The images on this page use the above algorithm to match interest points. The number of matched features to be evaluted was either the number of detected matches or 100, whichever was smaller. The matched features were sorted by confidence, so only the most confident features would be evaluted. For the Notre Dame pair above, 91% matches of the 100 evaluted were correct, as shown by the green circles. Due to the number of features from each image, the running time of get_features and match_features was the biggest deciding factor in selecting a value for threshold. The slowest function by far was match_features. I assume this is due to the extraordinary number of distances calculated using pdist2 by the 15k^2=225m total number of image pairs. Early versions of get_interest_points would return upwards of 50k points, resulting in feature matching taking more than ten minutes to complete. Forming the local feature description would also be slow based on the number of interest points. I hypothesize this could be improve drastically by converting the large number of nested for loops into a most sophisticated sliding window operation. This could possibly be done through the use of the built in function colfilt, although it seemed out of the scope of this project.

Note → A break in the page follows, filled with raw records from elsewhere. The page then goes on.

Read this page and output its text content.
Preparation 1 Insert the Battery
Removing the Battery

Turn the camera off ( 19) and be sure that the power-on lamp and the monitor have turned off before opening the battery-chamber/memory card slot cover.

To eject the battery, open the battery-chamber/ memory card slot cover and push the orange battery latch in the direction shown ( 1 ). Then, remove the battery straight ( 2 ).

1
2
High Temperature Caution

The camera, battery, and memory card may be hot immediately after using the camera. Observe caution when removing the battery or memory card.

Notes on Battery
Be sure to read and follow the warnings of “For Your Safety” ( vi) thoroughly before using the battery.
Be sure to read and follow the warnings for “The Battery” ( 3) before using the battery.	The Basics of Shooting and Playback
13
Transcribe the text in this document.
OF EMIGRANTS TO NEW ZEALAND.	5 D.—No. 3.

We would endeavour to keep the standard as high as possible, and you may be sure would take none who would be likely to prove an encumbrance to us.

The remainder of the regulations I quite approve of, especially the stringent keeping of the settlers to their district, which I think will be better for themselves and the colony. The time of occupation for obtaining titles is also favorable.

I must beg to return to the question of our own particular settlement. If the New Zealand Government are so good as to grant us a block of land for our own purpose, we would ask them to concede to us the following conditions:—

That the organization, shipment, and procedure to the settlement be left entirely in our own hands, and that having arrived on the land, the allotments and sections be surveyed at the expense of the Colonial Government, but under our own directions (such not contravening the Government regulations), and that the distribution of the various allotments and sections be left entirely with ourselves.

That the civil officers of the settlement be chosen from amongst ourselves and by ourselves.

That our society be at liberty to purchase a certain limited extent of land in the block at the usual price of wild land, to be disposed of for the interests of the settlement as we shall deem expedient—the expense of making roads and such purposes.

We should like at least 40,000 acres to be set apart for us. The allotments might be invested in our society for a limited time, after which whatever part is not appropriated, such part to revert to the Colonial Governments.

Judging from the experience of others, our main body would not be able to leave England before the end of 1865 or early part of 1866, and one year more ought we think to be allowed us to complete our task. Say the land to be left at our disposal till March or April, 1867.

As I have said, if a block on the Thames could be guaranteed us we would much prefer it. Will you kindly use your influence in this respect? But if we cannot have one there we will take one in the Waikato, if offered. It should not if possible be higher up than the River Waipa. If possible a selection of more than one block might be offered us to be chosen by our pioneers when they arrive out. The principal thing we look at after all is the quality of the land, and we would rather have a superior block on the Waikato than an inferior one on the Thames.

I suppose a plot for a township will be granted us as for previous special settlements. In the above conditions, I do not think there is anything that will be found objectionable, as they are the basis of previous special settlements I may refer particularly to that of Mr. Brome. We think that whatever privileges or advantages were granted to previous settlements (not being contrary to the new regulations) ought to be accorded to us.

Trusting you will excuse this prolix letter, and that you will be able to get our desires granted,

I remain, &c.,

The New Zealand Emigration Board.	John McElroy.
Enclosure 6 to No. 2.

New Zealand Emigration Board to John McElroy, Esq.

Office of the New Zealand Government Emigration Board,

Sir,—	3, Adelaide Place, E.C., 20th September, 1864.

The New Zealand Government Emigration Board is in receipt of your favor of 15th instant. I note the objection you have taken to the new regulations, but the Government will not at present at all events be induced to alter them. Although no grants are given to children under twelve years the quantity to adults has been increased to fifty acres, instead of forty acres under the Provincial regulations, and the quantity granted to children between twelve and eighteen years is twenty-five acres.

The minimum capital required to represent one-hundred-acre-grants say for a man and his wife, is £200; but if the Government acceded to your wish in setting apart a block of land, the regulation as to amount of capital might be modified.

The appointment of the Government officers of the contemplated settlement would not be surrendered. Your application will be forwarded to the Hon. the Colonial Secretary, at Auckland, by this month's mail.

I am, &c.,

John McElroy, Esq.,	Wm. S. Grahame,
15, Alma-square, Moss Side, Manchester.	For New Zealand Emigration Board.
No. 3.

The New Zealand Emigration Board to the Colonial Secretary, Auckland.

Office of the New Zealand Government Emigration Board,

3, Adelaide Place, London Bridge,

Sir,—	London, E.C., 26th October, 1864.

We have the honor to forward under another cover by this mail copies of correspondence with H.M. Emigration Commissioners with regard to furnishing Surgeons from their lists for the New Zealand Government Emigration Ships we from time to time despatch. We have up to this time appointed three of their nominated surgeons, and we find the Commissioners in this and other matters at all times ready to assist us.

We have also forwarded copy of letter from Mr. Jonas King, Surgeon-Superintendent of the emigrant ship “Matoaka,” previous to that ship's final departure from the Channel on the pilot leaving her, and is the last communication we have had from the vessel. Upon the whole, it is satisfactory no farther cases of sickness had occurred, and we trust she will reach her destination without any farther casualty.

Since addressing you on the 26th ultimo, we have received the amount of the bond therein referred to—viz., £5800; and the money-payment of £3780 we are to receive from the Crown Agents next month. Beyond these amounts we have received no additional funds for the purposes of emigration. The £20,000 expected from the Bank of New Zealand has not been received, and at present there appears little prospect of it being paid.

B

Example of interest point detection

The code block below is an overview of how I detect corners using the Harris corner detection algorithm. It uses the algorithm laid out in Szeliski 4.1.1 and the equation har = det(A) - a*trace(A)^2 for measuring each pixel's "cornerness". Alpha, a in the equation, was kept at 0.06 as suggested in Szeliski 4.1.1. Non-maximum suppression is performed with a sliding window and a max function utilizing colfilt. To avoid tricky border logic for getting feature patches, I decided to border the image with zeros after the har matrix was found. Lastly, the threshold was determined to take the first 15,000 points with the highest cornerness score. In the below block, extraneous lines of code were removed for readability.

% get_interest_points
% get gradients in x and y directions
[Ix, Iy] = imgradientxy(imfilter(image, small_gaussian));

% get second moment of image gradients
Ix2 = imfilter(Ix .^ 2, large_gaussian);
IxIy = imfilter(Ix .* Iy, large_gaussian);
Iy2 = imfilter(Iy .^ 2, large_gaussian);

% find cornerness values
A = [Ix2, IxIy; IxIy, Iy2];
alpha = 0.06;
har = det(A) - alpha * trace(A) .^ 2;

% non maximum suppression
har = colfilt(har, [feature_width / 4, feature_width / 4], 'sliding', @max);

% get corners which exceed some threshold
[y, x] = ind2sub(size(har), find(har >= threshold));

Examples of matching results

Above are different examples of image matching pairs. The first displays a different evaluted view of the Notre Dame pair, connecting the matched features. You can easily view where pairs of features were misaligned. The second row shows two images of Mount Rushmore along with its most confident feature matches. With the same threshold as Notre Dame, only 40 matches were found at 100% accuracy. The third row is two different images of Episcopal Gaudi. This pair is challenging for several reason and as a result it had the worst accuracy at 1% of 100 matches. I hypothesize the poor performance is due to the difference in scale and illumination. The left image is smaller and was taken on a cloudier day than the right one. After reviewing the matches, I believe more than 1 were a proper match but were not evaluated as such. The last row is an arrowed view of Episcopal Gaudi, showing the mess of matches detected.